Malásia propõe taxas de trânsito no Estreito de Malaca para custear manutenção da via

O diretor-geral da Autoridade Portuária de Klang, K. Subramaniam, defendeu a criação de um fundo permanente financiado por taxas de trânsito no Estreito de Malaca, alegando que as contribuições voluntárias atuais já não cobrem os custos crescentes de manutenção da via. A proposta foi apresentada na 11ª Conferência Internacional do Instituto Marítimo da Malásia (MIMA), realizada em 2 e 3 de setembro.

Desde 2007, os usuários internacionais da rota comentários voluntariamente para o Fundo de Auxílios à Navegação, hoje mecanismo sustentado principalmente pelo Conselho do Estreito de Malaca, do Japão — maior contribuinte entre os países usuários. O montante arrecadado desde a criação do fundo soma cerca de US$ 26 milhões (R$ 135 milhões, em conversão aproximada). Subramaniam questionou por que não seria possível criar, em suas palavras, “um fundo comum, semelhante aos fundos de responsabilidade [estabelecidos por convenções da Organização Marítima Internacional]”.

A proposta encontrou resistência entre os principais assuntos. A Autoridade Marítima e Portuária de Singapura (MPA) afirmou que a passagem no trânsito deve permanecer “segura”, “aberta” e “protegida”, e disse estudar outros mecanismos compatíveis com as regras internacionais, sem abrir mão da posição de que a via deve seguir sem restrições. Já o diretor-executivo do Conselho do Estreito de Malaca, Haruhiko Kono, disse que propostas concretas precisam vir antes de qualquer discussão sobre um fundo formal.
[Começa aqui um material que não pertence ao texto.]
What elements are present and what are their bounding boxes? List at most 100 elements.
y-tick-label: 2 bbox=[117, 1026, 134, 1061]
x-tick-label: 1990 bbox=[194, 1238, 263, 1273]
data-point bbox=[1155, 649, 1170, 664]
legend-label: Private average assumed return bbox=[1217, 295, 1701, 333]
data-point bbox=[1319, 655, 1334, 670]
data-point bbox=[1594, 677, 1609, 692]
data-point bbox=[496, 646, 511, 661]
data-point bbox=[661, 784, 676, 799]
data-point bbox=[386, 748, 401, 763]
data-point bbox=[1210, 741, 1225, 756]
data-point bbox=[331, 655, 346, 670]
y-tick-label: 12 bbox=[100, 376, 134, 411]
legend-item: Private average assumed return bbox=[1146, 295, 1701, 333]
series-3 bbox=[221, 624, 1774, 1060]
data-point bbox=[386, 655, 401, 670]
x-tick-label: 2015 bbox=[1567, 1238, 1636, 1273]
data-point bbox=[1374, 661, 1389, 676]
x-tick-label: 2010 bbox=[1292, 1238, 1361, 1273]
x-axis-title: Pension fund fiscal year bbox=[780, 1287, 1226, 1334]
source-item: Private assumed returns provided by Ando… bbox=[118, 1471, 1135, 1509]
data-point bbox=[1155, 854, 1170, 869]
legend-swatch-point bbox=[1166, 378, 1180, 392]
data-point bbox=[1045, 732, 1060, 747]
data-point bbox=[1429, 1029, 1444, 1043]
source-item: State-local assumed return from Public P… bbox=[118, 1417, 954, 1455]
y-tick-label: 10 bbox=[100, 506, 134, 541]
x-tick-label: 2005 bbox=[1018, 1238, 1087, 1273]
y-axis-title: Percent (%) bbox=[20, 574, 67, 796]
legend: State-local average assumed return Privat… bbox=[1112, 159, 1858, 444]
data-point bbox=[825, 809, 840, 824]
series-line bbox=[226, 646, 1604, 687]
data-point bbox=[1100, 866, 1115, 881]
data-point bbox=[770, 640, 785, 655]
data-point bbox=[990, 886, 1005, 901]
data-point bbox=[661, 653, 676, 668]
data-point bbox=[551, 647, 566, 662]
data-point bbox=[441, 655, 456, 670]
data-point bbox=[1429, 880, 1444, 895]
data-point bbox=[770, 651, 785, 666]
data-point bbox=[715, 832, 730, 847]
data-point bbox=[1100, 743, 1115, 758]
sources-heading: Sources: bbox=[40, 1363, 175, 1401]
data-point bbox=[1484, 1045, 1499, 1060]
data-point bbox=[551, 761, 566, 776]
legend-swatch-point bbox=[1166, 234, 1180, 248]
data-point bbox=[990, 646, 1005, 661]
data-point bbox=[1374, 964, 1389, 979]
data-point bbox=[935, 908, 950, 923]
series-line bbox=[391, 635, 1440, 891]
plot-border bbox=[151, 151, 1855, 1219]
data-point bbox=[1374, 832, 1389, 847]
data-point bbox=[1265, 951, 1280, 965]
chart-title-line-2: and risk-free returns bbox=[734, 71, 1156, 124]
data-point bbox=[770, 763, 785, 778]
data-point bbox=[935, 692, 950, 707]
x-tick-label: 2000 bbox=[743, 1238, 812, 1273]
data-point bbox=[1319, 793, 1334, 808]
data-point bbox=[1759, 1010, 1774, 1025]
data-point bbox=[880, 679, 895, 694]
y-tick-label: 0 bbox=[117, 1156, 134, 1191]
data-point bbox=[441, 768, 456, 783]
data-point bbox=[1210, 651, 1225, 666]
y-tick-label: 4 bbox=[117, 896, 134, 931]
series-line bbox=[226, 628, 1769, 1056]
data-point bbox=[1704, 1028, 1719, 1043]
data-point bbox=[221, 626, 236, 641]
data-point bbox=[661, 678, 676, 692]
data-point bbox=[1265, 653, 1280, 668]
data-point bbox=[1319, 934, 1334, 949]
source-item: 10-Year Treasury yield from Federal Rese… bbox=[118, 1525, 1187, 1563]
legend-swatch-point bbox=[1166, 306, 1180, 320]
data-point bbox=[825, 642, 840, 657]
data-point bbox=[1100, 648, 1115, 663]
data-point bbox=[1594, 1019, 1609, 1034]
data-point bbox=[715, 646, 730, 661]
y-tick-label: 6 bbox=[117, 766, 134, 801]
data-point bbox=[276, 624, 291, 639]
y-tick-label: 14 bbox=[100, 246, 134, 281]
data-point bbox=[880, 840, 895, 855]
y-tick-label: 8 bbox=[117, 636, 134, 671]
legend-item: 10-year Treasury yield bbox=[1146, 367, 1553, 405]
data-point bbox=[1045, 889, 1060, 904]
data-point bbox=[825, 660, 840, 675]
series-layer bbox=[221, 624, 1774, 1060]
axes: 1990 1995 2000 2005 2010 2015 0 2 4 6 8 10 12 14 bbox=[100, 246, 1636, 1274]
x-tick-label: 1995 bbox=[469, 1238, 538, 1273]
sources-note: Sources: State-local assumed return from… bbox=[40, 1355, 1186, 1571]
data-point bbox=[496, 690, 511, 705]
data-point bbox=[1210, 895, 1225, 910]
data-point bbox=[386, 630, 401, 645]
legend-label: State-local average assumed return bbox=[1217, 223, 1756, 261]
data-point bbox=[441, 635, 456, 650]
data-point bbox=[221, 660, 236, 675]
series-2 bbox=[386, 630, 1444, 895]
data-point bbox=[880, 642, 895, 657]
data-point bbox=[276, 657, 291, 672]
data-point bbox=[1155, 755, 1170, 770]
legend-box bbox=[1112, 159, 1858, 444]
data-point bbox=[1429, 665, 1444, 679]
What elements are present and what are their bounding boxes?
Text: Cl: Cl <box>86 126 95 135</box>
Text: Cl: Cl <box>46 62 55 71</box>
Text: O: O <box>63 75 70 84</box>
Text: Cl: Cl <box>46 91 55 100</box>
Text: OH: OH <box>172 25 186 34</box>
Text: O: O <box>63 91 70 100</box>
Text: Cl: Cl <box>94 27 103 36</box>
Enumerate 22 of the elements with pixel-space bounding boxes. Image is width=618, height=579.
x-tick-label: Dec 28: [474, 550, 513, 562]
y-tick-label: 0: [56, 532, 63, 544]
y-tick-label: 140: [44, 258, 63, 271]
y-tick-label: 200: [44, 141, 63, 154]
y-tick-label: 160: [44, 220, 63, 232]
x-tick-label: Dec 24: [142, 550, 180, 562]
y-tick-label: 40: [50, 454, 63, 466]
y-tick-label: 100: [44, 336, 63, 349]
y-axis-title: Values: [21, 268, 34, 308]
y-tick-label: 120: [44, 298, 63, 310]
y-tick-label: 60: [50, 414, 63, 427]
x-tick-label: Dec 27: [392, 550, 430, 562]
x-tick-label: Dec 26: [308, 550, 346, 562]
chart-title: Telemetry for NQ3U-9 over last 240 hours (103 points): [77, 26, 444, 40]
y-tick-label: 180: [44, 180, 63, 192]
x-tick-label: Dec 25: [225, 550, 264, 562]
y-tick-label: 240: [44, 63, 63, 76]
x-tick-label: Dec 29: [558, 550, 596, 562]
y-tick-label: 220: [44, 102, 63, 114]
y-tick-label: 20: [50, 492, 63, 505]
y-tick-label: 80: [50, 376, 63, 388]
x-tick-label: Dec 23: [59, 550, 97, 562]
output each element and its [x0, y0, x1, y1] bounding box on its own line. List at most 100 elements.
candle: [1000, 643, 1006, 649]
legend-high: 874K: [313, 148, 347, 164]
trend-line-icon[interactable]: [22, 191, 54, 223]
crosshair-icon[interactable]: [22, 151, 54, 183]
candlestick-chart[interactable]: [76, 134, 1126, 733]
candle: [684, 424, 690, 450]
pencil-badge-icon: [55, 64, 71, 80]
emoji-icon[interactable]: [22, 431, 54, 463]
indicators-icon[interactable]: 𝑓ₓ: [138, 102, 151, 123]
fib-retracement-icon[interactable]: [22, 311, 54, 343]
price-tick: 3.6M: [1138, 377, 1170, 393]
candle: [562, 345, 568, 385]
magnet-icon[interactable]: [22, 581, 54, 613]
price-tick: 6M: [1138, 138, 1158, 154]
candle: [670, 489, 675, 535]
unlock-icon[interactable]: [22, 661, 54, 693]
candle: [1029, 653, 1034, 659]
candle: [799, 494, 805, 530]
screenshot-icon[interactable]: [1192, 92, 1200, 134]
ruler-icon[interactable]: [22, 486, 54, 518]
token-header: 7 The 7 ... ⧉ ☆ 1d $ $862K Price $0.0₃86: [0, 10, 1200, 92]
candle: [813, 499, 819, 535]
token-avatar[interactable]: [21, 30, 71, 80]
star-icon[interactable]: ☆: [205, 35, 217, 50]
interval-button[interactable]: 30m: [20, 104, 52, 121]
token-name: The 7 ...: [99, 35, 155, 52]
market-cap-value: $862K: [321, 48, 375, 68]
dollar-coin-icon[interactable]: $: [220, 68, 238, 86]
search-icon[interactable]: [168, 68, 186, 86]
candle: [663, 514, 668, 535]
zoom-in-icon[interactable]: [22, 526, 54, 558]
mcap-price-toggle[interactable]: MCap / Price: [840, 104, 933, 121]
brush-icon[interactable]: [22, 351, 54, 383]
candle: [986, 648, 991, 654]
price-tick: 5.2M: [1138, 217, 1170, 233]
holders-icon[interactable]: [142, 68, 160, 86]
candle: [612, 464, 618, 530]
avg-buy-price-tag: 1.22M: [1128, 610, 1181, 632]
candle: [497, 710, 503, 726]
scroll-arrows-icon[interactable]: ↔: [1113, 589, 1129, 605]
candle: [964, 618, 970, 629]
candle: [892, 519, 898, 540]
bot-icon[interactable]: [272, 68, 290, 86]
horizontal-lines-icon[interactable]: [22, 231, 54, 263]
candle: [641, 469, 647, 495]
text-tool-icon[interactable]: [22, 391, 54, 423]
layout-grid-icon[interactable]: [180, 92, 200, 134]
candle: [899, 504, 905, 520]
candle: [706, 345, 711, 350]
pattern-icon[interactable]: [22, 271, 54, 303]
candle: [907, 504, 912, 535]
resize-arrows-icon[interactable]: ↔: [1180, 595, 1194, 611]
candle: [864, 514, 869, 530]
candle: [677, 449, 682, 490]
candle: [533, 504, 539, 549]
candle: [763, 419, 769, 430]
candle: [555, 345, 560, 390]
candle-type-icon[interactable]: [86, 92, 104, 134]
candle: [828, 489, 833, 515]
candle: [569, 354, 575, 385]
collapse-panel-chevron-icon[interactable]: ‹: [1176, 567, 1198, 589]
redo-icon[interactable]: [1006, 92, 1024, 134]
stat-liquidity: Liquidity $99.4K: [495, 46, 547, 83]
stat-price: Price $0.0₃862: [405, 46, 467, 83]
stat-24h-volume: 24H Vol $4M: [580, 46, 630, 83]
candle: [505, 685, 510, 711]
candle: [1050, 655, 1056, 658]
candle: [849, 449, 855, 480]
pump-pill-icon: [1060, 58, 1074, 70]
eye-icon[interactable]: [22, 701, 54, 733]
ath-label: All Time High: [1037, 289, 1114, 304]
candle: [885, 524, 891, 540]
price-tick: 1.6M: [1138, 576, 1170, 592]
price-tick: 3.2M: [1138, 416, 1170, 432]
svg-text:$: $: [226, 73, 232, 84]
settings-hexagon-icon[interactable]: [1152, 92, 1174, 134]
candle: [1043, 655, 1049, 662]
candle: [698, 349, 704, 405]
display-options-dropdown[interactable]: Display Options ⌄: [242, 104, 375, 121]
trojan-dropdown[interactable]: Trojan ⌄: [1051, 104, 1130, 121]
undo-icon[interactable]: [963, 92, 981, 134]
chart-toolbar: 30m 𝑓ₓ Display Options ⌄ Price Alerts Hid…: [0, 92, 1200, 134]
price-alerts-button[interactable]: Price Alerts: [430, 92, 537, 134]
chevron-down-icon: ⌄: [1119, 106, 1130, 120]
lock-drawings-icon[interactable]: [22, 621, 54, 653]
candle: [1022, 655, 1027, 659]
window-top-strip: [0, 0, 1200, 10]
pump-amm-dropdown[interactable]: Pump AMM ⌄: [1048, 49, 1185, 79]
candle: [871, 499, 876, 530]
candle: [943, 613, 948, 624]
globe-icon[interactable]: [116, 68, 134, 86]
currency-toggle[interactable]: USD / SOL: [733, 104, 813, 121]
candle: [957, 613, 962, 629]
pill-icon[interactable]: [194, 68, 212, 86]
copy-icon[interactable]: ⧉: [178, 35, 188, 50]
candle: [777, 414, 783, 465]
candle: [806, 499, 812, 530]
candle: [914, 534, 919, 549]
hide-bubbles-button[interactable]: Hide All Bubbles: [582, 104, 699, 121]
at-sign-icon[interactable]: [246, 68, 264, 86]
Pela Convenção das Nações Unidas sobre o Direito do Mar (Unclos), os Estados costeiros não podem obstruir a passagem no trânsito nem cobrar taxas dos navios que a utilizam. O World Shipping Council já havia alertado que as cobranças impostas pelo Irã a navios no Estreito de Ormuz, sob a alegação do Artigo 43 da convenção, distorcem o dispositivo e podem abrir precedentes perigosos para outras vias estratégicas — entre elas a própria Malaca, por onde passam cerca de 4.364 navios por mês. A Malásia argumenta há anos que Singapura concentra a maior parte dos benefícios comerciais gerados pelo tráfego no estreito.